Yamaha’nın bir süredir Diogo Moreira ile görüştüğü, hatta Brezilyalı pilotun Yamaha Brasil ile bağının bu iş birliğini güçlendireceği düşünülüyordu. Ancak Japon üreticinin kararsızlığı, Honda’nın devreye girip Moreira’ya üç yıllık fabrika destekli LCR koltuğu önermesiyle sonlandı. Bu karar, Yamaha’nın potansiyel bir yıldızı kaçırdığı yönünde yorumlandı.
Tüm bu süreçte Yamaha’nın gelecek planı olarak lanse ettiği V4 motor, nihayet Misano’da Augusto Fernandez’in ellerinde piste çıkacak. Bu kadar gizli tutulan bir motorun pistte test edilmeden kamuoyuna duyurulması, fabrikanın iç ve dış algıyı yönetmeye çalıştığını gösteriyor. Çünkü asıl hedef, hâlâ takımda tutmaya çalıştıkları Fabio Quartararo.

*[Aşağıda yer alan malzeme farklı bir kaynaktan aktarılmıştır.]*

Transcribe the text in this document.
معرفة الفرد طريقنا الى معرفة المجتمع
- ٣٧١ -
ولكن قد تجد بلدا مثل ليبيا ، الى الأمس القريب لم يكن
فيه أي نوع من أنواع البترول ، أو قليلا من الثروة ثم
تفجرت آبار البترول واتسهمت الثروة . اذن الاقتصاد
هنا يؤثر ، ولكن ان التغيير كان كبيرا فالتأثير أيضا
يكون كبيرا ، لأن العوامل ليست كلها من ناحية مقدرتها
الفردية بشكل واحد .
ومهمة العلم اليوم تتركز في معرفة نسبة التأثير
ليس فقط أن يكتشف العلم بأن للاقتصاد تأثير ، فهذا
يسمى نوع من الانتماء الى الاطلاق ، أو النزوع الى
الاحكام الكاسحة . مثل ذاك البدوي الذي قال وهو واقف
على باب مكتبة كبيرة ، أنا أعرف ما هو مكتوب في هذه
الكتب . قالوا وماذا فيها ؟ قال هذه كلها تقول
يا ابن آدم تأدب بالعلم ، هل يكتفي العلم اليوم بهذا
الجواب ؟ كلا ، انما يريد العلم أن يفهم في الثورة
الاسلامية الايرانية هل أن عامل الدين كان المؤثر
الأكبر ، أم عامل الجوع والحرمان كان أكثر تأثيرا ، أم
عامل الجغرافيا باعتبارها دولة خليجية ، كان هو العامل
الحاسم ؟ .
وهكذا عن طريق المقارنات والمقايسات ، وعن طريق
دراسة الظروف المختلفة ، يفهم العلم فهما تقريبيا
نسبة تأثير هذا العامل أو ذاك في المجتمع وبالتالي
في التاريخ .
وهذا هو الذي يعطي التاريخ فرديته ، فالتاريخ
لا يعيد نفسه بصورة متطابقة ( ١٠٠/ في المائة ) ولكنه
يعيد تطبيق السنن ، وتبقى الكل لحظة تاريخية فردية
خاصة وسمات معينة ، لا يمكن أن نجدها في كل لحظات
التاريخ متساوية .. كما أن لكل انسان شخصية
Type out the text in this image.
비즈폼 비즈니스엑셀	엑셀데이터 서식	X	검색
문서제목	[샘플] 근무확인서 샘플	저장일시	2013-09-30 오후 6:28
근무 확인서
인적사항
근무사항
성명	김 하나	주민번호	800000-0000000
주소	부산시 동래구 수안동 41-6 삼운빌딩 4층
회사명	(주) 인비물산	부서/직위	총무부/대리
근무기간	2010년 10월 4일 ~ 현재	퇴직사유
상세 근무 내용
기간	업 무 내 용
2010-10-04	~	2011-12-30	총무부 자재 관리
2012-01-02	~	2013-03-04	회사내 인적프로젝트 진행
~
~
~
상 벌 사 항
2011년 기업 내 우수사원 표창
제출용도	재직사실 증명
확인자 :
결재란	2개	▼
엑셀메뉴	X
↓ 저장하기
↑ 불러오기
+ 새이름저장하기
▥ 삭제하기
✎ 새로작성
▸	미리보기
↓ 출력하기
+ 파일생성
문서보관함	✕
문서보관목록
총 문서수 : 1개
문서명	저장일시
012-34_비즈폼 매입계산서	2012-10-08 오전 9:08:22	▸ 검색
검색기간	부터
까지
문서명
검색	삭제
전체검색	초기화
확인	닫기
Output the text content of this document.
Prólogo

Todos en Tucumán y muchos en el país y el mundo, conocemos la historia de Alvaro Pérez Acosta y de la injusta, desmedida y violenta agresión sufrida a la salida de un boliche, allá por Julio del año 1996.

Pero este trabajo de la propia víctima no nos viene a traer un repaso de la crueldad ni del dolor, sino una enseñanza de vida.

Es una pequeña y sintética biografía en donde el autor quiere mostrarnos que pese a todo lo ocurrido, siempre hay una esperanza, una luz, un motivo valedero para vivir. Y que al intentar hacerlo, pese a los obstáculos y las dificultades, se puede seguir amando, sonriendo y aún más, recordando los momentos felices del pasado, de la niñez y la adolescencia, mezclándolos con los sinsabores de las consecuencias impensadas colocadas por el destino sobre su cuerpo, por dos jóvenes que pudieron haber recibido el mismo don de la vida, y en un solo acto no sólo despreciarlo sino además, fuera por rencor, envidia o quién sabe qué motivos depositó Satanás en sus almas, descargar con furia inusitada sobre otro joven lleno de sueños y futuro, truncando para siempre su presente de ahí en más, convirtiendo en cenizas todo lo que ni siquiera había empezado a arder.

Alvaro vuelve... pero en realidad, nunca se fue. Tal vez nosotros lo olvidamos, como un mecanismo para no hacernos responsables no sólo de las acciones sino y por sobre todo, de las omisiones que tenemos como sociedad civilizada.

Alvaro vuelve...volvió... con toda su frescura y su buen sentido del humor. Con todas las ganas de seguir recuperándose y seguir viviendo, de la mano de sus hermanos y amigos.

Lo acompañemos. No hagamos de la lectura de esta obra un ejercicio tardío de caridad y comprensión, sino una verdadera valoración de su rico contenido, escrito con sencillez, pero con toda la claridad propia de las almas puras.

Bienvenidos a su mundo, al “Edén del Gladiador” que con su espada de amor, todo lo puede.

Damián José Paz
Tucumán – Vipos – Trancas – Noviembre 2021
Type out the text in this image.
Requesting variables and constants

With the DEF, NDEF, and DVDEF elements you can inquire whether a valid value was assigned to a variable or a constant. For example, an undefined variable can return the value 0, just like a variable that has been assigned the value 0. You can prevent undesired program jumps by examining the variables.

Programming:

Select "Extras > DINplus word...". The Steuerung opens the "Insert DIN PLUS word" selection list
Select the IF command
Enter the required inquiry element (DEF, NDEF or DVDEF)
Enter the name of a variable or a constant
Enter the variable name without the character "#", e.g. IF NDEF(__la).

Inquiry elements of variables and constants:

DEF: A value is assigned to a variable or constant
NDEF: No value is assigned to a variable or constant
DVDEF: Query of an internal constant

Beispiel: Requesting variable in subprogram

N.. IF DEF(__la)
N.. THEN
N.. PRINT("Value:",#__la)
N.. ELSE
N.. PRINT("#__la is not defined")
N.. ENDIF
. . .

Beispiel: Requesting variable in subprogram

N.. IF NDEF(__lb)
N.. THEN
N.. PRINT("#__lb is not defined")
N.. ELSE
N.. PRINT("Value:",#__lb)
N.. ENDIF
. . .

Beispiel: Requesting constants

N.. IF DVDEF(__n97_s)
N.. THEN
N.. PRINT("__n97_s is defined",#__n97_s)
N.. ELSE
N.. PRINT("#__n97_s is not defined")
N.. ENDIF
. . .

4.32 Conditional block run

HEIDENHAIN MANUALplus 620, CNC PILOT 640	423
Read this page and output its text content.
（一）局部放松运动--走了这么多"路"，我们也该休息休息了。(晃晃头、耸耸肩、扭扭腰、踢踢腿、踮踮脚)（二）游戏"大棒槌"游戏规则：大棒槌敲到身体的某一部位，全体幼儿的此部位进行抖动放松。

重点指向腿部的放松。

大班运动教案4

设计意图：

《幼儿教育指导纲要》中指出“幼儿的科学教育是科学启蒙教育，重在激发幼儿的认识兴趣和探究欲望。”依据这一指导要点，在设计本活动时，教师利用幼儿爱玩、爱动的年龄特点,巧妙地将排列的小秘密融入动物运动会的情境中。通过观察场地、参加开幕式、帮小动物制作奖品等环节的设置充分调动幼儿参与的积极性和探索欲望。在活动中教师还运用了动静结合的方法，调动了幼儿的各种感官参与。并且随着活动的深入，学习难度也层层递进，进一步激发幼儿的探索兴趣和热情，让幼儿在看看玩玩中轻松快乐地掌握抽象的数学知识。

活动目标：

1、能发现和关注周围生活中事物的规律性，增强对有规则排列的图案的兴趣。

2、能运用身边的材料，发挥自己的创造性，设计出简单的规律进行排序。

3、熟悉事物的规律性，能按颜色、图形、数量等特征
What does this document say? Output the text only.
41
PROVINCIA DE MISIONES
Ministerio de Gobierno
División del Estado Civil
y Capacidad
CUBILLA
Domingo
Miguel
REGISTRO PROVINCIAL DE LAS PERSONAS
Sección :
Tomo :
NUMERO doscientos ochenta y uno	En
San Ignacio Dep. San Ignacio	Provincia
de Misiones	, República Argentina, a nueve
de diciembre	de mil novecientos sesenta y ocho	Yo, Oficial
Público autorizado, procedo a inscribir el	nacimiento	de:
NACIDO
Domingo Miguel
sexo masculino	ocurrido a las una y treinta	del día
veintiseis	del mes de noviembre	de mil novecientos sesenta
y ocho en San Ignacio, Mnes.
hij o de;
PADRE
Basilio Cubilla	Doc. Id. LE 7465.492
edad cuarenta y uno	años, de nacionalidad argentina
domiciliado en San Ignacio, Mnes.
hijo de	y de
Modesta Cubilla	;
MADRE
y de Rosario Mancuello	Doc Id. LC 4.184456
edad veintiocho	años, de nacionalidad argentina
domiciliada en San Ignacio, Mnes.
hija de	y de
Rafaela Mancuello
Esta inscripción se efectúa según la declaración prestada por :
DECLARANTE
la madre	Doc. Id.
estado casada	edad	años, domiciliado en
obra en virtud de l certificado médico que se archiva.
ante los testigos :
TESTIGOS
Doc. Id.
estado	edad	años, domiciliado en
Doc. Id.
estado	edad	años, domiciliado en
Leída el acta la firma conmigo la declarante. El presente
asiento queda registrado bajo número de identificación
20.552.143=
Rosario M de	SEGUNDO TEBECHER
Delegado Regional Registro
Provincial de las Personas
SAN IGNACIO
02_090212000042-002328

Kısacası Yamaha’nın sadece motor performansını değil, karar alma mekanizmalarını da yeniden yapılandırması gerekiyor.
Miller, Oliveira, Moreira veya Gonzalez gibi isimlerin kırılganlıkları bir şekilde telafi edilebilir; fakat “Diablo” lakaplı yıldız sürücünün sabrını taşırmak, markanın geleceği açısından daha büyük bir krize yol açabilir.